European Court  of Human Rights
Feldek v. Slovakia
Decision Date: July 12, 2001
The European Court of Human Rights decided by five votes to two, that the Slovak Republic Supreme Court´s conviction of a publicist for a statement referring to the fascist past of the Slovak Minister of Culture and Education was a violation of Article 10 of the European Convention on Human Rights. The Court concluded that the Slovak Court had not convincingly established any pressing social need for protecting the personality rights of a public figure above the applicant’s right to freedom of expression and the general interest of promoting this freedom when issues of public interest are concerned.

hing Freedom of Expression Without Frontiers

This section of the newsletter features teaching materials focused on global freedom of expression which are newly uploaded on Freedom of Expression Without Frontiers.

Hate Speech Laws and Blasphemy Laws: Parallels Show Problems with the U.N. Strategy and Plan of Action on Hate Speech
This article by Meghan Fischer highlights potential dangers posed to religious and political minorities by the U.N. Strategy and Plan of Action on Hate Speech. Fischer argues that the Strategy and Plan of Action’s definition of hate speech is “ambiguous and relies entirely on subjective interpretation, opening the door to arbitrary and malicious accusations and prosecutions.” According to the author, the definition used is similar to that used in blasphemy laws which U.N. human rights entities have criticized for being “vague, broad, and prone to arbitrary enforcement, enabling the authorities to use them to attack religious minorities, political opponents, and people who have minority viewpoints.” She fears that the Plan could “give cover to countries that want to continue their blasphemy laws—under the guise of banning hate speech—with the endorsement of the United Nations” and she provides examples of similar application of hate speech laws in Indonesia, Russia, North Macedonia, and Denmark.

Post Scriptum

● In case you missed it:  “Democratic recession or breaking point for the ‘bulwark of liberty’?” is now  posted  on our database and on YouTube.  Jacob Mchangama, founder of Justitia and Joel Simon, fellow at the Tow Center for Digital Journalism at Columbia Journalism School and former executive director of the Committee to Protect Journalists discussed Mchangama’s new book Free Speech: A History From Socrates to Social Media to provide some historical perspectives on threats to this “first freedom” and the current struggle for democracy in the digital age.

● In case you missed it: “Workshops on the Protection of Journalists | Chapter 5: Human Rights Standards for the Protection of Journalists in Europe & States’ Best Practices” is now posted on our database and on YouTube. Speakers discussed regional findings in Europe based on recent case law and shared their viewpoints on the main global challenges to freedom of expression related to violence against journalists. Speakers included Tarlach McGonagle, Professor of Media Law & Information Society, Leiden Law School of the University of Amsterdam; Tom Gibson, EU Representative, Committee to Protect Journalists; Renate Schroeder, Director, European Federation of Journalists; Sarah Clarke, Head of Europe & Asia, ARTICLE 19; and Giulia Lucchese, Secretary to the MSI-SLP, Council of Europe with Ramiro Alvarez Ugarte, Senior Researcher, Centro de Estudios en Libertad de Expresión (CELE) as moderator.

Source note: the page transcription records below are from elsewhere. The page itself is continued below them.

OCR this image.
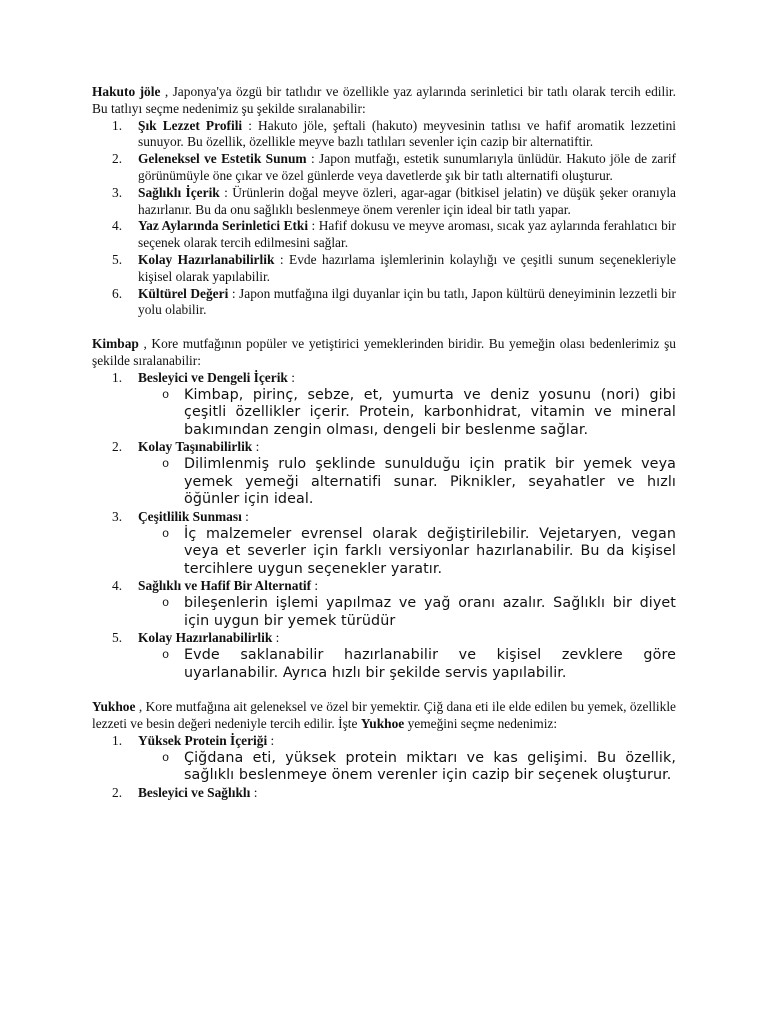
Hakuto jöle , Japonya'ya özgü bir tatlıdır ve özellikle yaz aylarında serinletici bir tatlı olarak tercih edilir. Bu tatlıyı seçme nedenimiz şu şekilde sıralanabilir:

1. Şık Lezzet Profili : Hakuto jöle, şeftali (hakuto) meyvesinin tatlısı ve hafif aromatik lezzetini sunuyor. Bu özellik, özellikle meyve bazlı tatlıları sevenler için cazip bir alternatiftir.
2. Geleneksel ve Estetik Sunum : Japon mutfağı, estetik sunumlarıyla ünlüdür. Hakuto jöle de zarif görünümüyle öne çıkar ve özel günlerde veya davetlerde şık bir tatlı alternatifi oluşturur.
3. Sağlıklı İçerik : Ürünlerin doğal meyve özleri, agar-agar (bitkisel jelatin) ve düşük şeker oranıyla hazırlanır. Bu da onu sağlıklı beslenmeye önem verenler için ideal bir tatlı yapar.
4. Yaz Aylarında Serinletici Etki : Hafif dokusu ve meyve aroması, sıcak yaz aylarında ferahlatıcı bir seçenek olarak tercih edilmesini sağlar.
5. Kolay Hazırlanabilirlik : Evde hazırlama işlemlerinin kolaylığı ve çeşitli sunum seçenekleriyle kişisel olarak yapılabilir.
6. Kültürel Değeri : Japon mutfağına ilgi duyanlar için bu tatlı, Japon kültürü deneyiminin lezzetli bir yolu olabilir.

Kimbap , Kore mutfağının popüler ve yetiştirici yemeklerinden biridir. Bu yemeğin olası bedenlerimiz şu şekilde sıralanabilir:

1. Besleyici ve Dengeli İçerik :
o Kimbap, pirinç, sebze, et, yumurta ve deniz yosunu (nori) gibi çeşitli özellikler içerir. Protein, karbonhidrat, vitamin ve mineral bakımından zengin olması, dengeli bir beslenme sağlar.
2. Kolay Taşınabilirlik :
o Dilimlenmiş rulo şeklinde sunulduğu için pratik bir yemek veya yemek yemeği alternatifi sunar. Piknikler, seyahatler ve hızlı öğünler için ideal.
3. Çeşitlilik Sunması :
o İç malzemeler evrensel olarak değiştirilebilir. Vejetaryen, vegan veya et severler için farklı versiyonlar hazırlanabilir. Bu da kişisel tercihlere uygun seçenekler yaratır.
4. Sağlıklı ve Hafif Bir Alternatif :
o bileşenlerin işlemi yapılmaz ve yağ oranı azalır. Sağlıklı bir diyet için uygun bir yemek türüdür
5. Kolay Hazırlanabilirlik :
o Evde saklanabilir hazırlanabilir ve kişisel zevklere göre uyarlanabilir. Ayrıca hızlı bir şekilde servis yapılabilir.

Yukhoe , Kore mutfağına ait geleneksel ve özel bir yemektir. Çiğ dana eti ile elde edilen bu yemek, özellikle lezzeti ve besin değeri nedeniyle tercih edilir. İşte Yukhoe yemeğini seçme nedenimiz:

1. Yüksek Protein İçeriği :
o Çiğdana eti, yüksek protein miktarı ve kas gelişimi. Bu özellik, sağlıklı beslenmeye önem verenler için cazip bir seçenek oluşturur.
2. Besleyici ve Sağlıklı :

● “International Institutions and Platform-Mediated Misinformation” by Aziz Z. Huq in the Chicago Journal of International Law, Vol. 22 explores one particular kind of interaction between democratic nation states and international instruments and institutions – namely, how international law and institutions either mitigate or exacerbate harms to democracy from the diffusion of misinformation and hate speech on social-media platforms. He identifies three pathways (1) international law as an off-the-rack legal regime for content-moderation by such platforms; (2) international ‘contouring’ of feasible domestic regulation; and (3) ex ante and ex post international regulation of platform-mediated misinformation.